Только «мысль, исходящая из вопроса об истине бытия, спрашивает изначальнее, чем это возможно для метафизики. Лишь из истины Бытия впервые удается осмыслить суть Священного. Лишь исходя из существа Святыни можно помыслить существо божественности. Лишь в свете существа божественности можно помыслить и сказать, что должно называться словом «Бог». Или мы не обязаны сначала точно понимать и уметь слышать все эти слова, чтобы быть в состоянии в качестве людей, то есть эк–зистирующих существ, иметь опыт отношения Бога к человеку? Как же тогда человек современной истории мира сможет хотя бы просто с должной серьезностью и строгостью задаться вопросом о том, близится ли Бог или ускользает, если этот человек упустил вдуматься прежде всего в то измерение, в котором единственно только и можно задавать такой вопрос? А это — измерение Священного, которое даже и как измерение остается закрытым, если не высветилась и своим просветом не приблизилась к человеку открытость Бытия»[717].

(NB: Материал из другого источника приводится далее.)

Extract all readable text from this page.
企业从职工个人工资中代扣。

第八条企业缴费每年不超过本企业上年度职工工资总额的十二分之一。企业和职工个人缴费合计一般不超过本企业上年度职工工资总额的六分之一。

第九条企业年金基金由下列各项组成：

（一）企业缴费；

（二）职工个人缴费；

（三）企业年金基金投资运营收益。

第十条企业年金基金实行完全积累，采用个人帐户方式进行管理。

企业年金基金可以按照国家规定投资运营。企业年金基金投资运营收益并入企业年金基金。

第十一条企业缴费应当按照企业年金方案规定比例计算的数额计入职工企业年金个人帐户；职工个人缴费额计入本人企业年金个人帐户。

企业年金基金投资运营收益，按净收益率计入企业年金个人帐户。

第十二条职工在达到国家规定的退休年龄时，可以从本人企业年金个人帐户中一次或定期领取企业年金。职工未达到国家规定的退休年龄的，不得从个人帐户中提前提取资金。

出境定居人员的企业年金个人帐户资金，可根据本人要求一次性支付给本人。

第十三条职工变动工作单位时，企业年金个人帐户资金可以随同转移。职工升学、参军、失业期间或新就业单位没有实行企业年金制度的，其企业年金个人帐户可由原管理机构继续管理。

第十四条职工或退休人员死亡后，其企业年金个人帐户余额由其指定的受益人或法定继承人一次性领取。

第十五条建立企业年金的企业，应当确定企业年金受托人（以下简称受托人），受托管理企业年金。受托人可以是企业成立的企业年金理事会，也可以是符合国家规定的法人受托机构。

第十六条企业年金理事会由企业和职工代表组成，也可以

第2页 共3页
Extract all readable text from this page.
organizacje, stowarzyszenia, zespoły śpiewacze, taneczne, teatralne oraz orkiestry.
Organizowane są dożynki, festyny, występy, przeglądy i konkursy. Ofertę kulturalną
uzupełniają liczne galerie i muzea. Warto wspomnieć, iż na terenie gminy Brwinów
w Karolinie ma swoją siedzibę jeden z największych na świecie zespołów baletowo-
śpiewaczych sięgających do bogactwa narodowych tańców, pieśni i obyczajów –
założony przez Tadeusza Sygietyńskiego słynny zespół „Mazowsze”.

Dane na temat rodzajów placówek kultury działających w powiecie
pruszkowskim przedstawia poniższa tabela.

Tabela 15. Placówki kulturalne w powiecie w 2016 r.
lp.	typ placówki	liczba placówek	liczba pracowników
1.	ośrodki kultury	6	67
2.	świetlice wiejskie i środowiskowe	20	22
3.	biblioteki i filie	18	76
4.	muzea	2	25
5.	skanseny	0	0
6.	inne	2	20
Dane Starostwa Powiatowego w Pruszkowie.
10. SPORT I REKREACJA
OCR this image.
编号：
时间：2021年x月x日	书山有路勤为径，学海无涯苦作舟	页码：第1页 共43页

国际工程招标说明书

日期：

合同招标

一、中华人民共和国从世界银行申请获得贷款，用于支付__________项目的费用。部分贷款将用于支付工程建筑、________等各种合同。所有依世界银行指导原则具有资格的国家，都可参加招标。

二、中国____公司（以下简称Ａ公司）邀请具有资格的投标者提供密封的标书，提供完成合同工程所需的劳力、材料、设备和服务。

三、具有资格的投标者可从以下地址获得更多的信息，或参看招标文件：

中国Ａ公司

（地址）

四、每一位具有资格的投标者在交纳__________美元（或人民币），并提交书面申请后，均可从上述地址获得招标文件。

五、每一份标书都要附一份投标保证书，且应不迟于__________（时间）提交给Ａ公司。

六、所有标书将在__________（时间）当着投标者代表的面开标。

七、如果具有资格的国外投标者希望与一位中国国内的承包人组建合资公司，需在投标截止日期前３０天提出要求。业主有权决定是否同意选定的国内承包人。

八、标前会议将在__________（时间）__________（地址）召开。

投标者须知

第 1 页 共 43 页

Это значит, что мысль сама по себе не «теистична» и не «атеистична», располагаясь за пределами противостояния данных «рубрик», ибо «она вверяет себя чему?то более сущностному, чем все ценности и любое сущее»[718]. Сами «рубрики» (деление на «этику», «логику» и «физику») появляются в философии Платона и Аристотеля, что делает их «техническими средствами» использования, подчинения себе субъектом бытия, овладения им, но это не значит, что до них мысль была «алогична» и «безнравственна». Наоборот, поэтическое слово гораздо лучше в себе «хранит» полный смысл, чем логичные «строгие» термины, выражая «нечто настолько простое, что из него непосредственно выходит на свет существо этоса»[719]. Более того, Хайдеггер утверждает, что «есть более строгое мышление, чем понятийное», и это мышление, которое продумывает сами «рубрики», это «мысль, которая спрашивает об истине бытия»[720].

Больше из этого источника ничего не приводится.